Saturday, October 11, 2008

Feeling Lost

Its been a week since we moved to Australia and somehow I feel like it's been more than that. My mother in law asked me this evening why I don't seem to be excited and just seem to be blah about everything. I know I'm not totally myself since we got here, but just haven't bothered to figure out what's wrong.

We've been to look at our house a few times now. It was really exciting when I saw it for the first time since our last trip. Its a monster of a house standing there in front of it. But the excitement quickly faded away when I stepped in and saw just how much work still needed to be done. I do get excited about things, but I'm a last minute kind of person. Just like when I go on a trip. I get excited when we're on the way to the airport and not before that. I think I'll be bursting with anticipation the day we're driving off to officially move into our new house. Right now I'm just handling the disappointment as the builders find more reasons for delays.

Another thing I've been dealing with in silence is the fear of driving here. I'm really happy about buying our new car. But that also means I finally have to face the reality of driving here. I've never been a driving kind of person. Even back in the US, whenever I would go on trips with friends, if someone offered to drive my car I would happily hand it over. I hated driving in San Francisco, because I would get all stressed out and nervous. And when I first started driving myself to work in Manila, I felt like I developed an ulcer with the stress of offensive driving. I was glad we didn't have a car in HK, because I now I would never be able to handle the confusing roads and highways there. Once we got lost while Pam was driving and all I could think of was how glad I was I wasn't at the wheel or I would have freaked out. And now I'm here, and have to drive on the other side of the road with a larger than usual sized car. Even on our way to Boy Wonder's school Open Day, all I could think of was how difficult it would be to drive the 10 minutes to his school from our house. I really need to start dealing with my driving anxiety.

I think another reason why I feel lost is due to the uncertainty of things at the moment. Although I'm extremely grateful my in-laws have welcomed us to stay with them until our house is done, its not knowing just how long we will have to impose on their kindness that gets to me. I want to be able to have control of having a set date or schedule. It sucks that we are at the mercy of them bloody builders and the weather.

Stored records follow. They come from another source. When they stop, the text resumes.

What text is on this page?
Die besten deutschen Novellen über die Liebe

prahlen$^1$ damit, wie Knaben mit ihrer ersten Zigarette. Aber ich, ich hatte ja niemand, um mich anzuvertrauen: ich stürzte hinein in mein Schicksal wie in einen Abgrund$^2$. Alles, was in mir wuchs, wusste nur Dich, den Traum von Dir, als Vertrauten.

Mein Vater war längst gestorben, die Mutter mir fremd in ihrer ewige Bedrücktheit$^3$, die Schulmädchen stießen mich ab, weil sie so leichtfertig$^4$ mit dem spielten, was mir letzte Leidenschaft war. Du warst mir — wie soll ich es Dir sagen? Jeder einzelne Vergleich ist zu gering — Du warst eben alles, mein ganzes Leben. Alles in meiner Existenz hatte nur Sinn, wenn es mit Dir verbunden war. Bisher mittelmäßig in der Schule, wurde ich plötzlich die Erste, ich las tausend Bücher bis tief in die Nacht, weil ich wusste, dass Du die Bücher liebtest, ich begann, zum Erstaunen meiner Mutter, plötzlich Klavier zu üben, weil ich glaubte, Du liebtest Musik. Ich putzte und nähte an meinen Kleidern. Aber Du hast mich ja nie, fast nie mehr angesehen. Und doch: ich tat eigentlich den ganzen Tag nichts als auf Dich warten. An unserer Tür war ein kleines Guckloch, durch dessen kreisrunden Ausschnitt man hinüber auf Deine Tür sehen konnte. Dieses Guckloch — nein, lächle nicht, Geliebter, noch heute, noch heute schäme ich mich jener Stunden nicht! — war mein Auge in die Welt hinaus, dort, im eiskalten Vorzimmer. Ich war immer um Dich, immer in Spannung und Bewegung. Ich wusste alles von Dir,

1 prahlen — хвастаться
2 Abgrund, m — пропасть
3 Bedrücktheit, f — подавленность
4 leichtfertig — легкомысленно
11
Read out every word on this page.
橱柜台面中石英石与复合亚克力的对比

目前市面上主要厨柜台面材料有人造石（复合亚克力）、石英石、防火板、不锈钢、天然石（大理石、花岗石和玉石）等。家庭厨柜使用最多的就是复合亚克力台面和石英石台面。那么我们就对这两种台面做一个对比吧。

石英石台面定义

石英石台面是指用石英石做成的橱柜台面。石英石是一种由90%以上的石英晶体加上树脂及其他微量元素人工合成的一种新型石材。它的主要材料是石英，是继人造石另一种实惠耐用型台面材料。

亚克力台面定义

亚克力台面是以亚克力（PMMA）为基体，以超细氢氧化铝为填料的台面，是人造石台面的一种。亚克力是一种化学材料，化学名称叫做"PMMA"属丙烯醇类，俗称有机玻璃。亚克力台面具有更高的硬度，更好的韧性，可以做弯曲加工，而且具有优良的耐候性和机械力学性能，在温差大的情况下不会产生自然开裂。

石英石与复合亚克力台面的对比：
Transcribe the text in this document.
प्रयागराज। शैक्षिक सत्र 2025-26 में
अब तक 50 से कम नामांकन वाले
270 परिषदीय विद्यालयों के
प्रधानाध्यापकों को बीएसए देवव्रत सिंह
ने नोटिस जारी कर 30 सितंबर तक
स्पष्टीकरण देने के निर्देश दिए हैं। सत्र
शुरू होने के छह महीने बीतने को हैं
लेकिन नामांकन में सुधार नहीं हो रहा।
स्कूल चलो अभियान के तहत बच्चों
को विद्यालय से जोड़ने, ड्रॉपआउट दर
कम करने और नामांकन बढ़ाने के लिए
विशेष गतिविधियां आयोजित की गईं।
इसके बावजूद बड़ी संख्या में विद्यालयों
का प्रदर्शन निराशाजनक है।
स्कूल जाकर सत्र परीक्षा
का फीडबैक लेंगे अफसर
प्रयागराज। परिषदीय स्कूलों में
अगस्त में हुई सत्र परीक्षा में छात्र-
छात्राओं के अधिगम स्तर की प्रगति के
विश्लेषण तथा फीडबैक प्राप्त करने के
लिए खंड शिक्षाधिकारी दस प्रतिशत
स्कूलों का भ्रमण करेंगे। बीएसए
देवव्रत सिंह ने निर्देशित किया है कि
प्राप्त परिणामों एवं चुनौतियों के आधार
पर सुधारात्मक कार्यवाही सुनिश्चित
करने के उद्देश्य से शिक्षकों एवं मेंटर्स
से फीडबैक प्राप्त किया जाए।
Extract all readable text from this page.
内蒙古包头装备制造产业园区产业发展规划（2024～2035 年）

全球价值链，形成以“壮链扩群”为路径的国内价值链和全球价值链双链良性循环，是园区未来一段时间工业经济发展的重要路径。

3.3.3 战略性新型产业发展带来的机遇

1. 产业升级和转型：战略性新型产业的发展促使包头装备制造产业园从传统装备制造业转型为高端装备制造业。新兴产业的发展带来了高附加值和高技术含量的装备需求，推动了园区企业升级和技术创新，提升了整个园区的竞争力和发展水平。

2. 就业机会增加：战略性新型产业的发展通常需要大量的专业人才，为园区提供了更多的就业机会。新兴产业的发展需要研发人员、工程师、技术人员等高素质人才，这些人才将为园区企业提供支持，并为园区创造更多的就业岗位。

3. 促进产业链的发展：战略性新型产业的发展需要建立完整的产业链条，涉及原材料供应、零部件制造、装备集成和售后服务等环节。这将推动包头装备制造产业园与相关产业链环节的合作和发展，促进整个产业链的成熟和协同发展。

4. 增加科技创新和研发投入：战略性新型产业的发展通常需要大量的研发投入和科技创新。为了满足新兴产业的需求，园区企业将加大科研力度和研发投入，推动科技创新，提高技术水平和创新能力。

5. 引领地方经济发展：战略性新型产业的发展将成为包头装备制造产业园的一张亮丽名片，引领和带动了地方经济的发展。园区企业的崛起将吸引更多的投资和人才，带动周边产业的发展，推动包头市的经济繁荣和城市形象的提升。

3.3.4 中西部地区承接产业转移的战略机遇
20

And one last thing. I miss being able to just lift the phone and call one of my friends to have a chat with or go out and have lunch with. I wish I could just email them tonight and invite them over for lunch next week.

Anyways, I'll give myself more time. We'll be meeting up with some of Hubby's friends soon and maybe that'll help. I'll force myself to go for a drive with the kids tomorrow morning while Hubby is running at the Melbourne Marathon. Just need to figure out where to go!

5 comments:

Min said...

hope you get used to australia soon!!!

we are just a phone call away!!

or a text

=P

Pam said...

awww... we're still just a phone call away. Or we can always do Skype for free video calls. Hope the blahs go away and the excitement of a new place to explore and get to know starts.

On the car ride we got lost at... I had to stay calm because I knew you were in the verge of panic. If you were calm, I'd probably be the one panicking. :)

Pam said...

Just noticed the new title of your blog... Funny and cute!

info said...

haha I didn't notice the title until I read Pam's comment!

Melbourne will grow on you. Like everything new, it will take time I guess.

We can skype, as Pam says.

I think one way to overcome driving anxiety is to keep on doing it until you're sanay and it becomes 2nd nature, also think na lang it's so much better there than in Mnaila haha- ragamuffin

midicrux said...

You know something? The last time I drove was when Sofia was 6 mos old and I was far too careful on the road, because she was at the back, in her car seat. I was terrified.

You're adjusting to the time zone, the weather, the elements. All understandable. One can't be all happy-happy-slap-me-happy all the time. :D

Esp...when one has left a huge chunk of oneself elsewhere.